As an aside, and perhaps I’m mistaken, but I don’t recall Sen. Graham blocking any of President Bush’s appointments waiting to learn how the administration mishandled the intelligence predating 9/11 or regarding Iraq’s non-existent weapons of mass destruction. How many lives were involved in those matters? But Graham will block the nominees for Secretary of Defense and head of the CIA because of four deaths in a terrorist attack in Benghazi? Nope. No politics on display there. Move along. But before you move along, query further whether blocking the administration from having a Secretary of Defense and CIA Director might actually endanger or weaken our defense and intelligence systems?
Seriously, though, ask yourself whether we really want a system in which a single anonymous senator or even a minority of the Senate can almost permanently block a President from appointing people to offices especially when the opposition has nothing to do with the person being nominated and when the inability to have the nomination confirmed may render a federal agency (such as the NLRB or CFPB) completely unable to function? Is our system really designed to allow a minority of senators to prevent the government from functioning? I don’t think so.

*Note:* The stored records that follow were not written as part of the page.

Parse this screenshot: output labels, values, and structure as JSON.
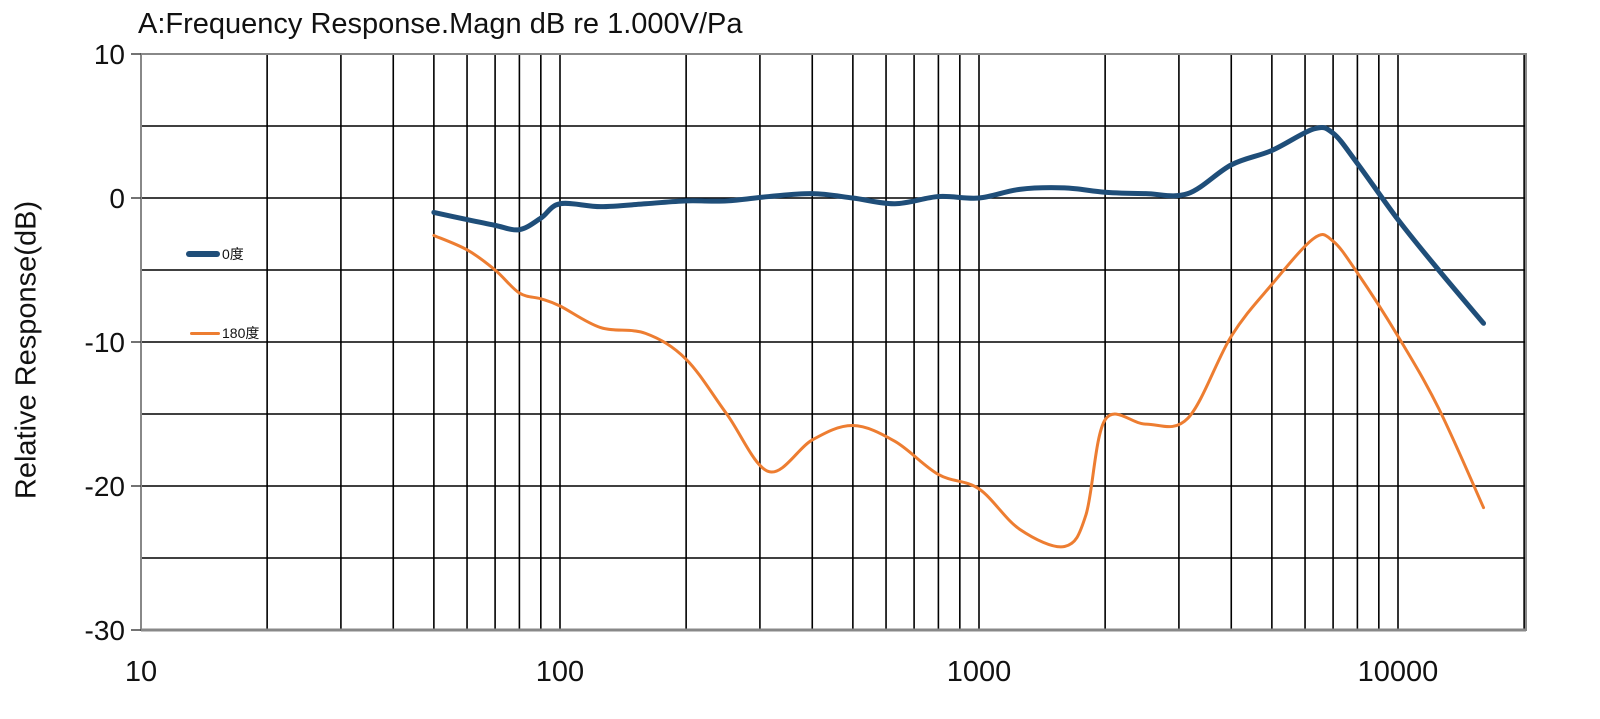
{
  "chart_data": {
    "type": "line",
    "title": "A:Frequency Response.Magn dB re 1.000V/Pa",
    "xlabel": "",
    "ylabel": "Relative Response(dB)",
    "xscale": "log",
    "xlim": [
      10,
      20000
    ],
    "ylim": [
      -30,
      10
    ],
    "x_tick_labels": [
      "10",
      "100",
      "1000",
      "10000"
    ],
    "y_tick_labels": [
      "10",
      "0",
      "-10",
      "-20",
      "-30"
    ],
    "grid": true,
    "legend_position": "left-inside",
    "series": [
      {
        "name": "0度",
        "color": "#1F4E79",
        "line_width": 5,
        "points": [
          [
            50,
            -1.0
          ],
          [
            60,
            -1.5
          ],
          [
            70,
            -1.9
          ],
          [
            80,
            -2.2
          ],
          [
            90,
            -1.4
          ],
          [
            100,
            -0.4
          ],
          [
            125,
            -0.6
          ],
          [
            160,
            -0.4
          ],
          [
            200,
            -0.2
          ],
          [
            250,
            -0.2
          ],
          [
            315,
            0.1
          ],
          [
            400,
            0.3
          ],
          [
            500,
            0.0
          ],
          [
            630,
            -0.4
          ],
          [
            800,
            0.1
          ],
          [
            1000,
            0.0
          ],
          [
            1250,
            0.6
          ],
          [
            1600,
            0.7
          ],
          [
            2000,
            0.4
          ],
          [
            2500,
            0.3
          ],
          [
            3150,
            0.3
          ],
          [
            4000,
            2.3
          ],
          [
            5000,
            3.3
          ],
          [
            6300,
            4.8
          ],
          [
            7000,
            4.5
          ],
          [
            8000,
            2.4
          ],
          [
            10000,
            -1.5
          ],
          [
            12500,
            -5.0
          ],
          [
            16000,
            -8.7
          ]
        ]
      },
      {
        "name": "180度",
        "color": "#ED7D31",
        "line_width": 3,
        "points": [
          [
            50,
            -2.6
          ],
          [
            60,
            -3.6
          ],
          [
            70,
            -5.0
          ],
          [
            80,
            -6.6
          ],
          [
            90,
            -7.0
          ],
          [
            100,
            -7.5
          ],
          [
            125,
            -9.0
          ],
          [
            160,
            -9.4
          ],
          [
            200,
            -11.2
          ],
          [
            250,
            -15.0
          ],
          [
            315,
            -19.0
          ],
          [
            400,
            -16.8
          ],
          [
            500,
            -15.8
          ],
          [
            630,
            -16.9
          ],
          [
            800,
            -19.2
          ],
          [
            1000,
            -20.2
          ],
          [
            1250,
            -23.0
          ],
          [
            1600,
            -24.2
          ],
          [
            1800,
            -22.0
          ],
          [
            2000,
            -15.4
          ],
          [
            2500,
            -15.7
          ],
          [
            3150,
            -15.3
          ],
          [
            4000,
            -9.6
          ],
          [
            5000,
            -6.0
          ],
          [
            6300,
            -2.8
          ],
          [
            7000,
            -3.0
          ],
          [
            8000,
            -5.2
          ],
          [
            10000,
            -9.6
          ],
          [
            12500,
            -14.6
          ],
          [
            16000,
            -21.5
          ]
        ]
      }
    ]
  },
  "legend": {
    "items": [
      {
        "label": "0度",
        "color": "#1F4E79"
      },
      {
        "label": "180度",
        "color": "#ED7D31"
      }
    ]
  }
}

And just think of the precedent that this could set. What happens when the minority decides that they will reject nominees unless the President appoints only those people that the minority wants appointed? What happens when the minority blocks appointments so long that entire agencies cease to function (the Bureau of Alcohol Tobacco and Firearms hasn’t had a permanent director in over six years, largely because Senate Republicans have refused to consider appointments to that post because they don’t like that division of the Justice Department). Can you imagine the screams we’d be hearing from Fox News is Senate Democrats, for example, refused to consider a President Romney’s appointment to head the Treasury unless and until President Romney released his tax returns, or refused to consider an appointment to the Secretary for the Interior unless the Romney administration agreed to stop the Keystone XL Pipleline? We’d hear all sorts of cries about how the Senate was getting in the way of democracy and we’d hear the refrain that “elections matter”.
Well, elections do matter. And right now, the minority in the Senate (where you’ll recall, Republicans lost seats), is doing what they can to stymie the will of the American electorate. This is a dangerous precedent for our democracy.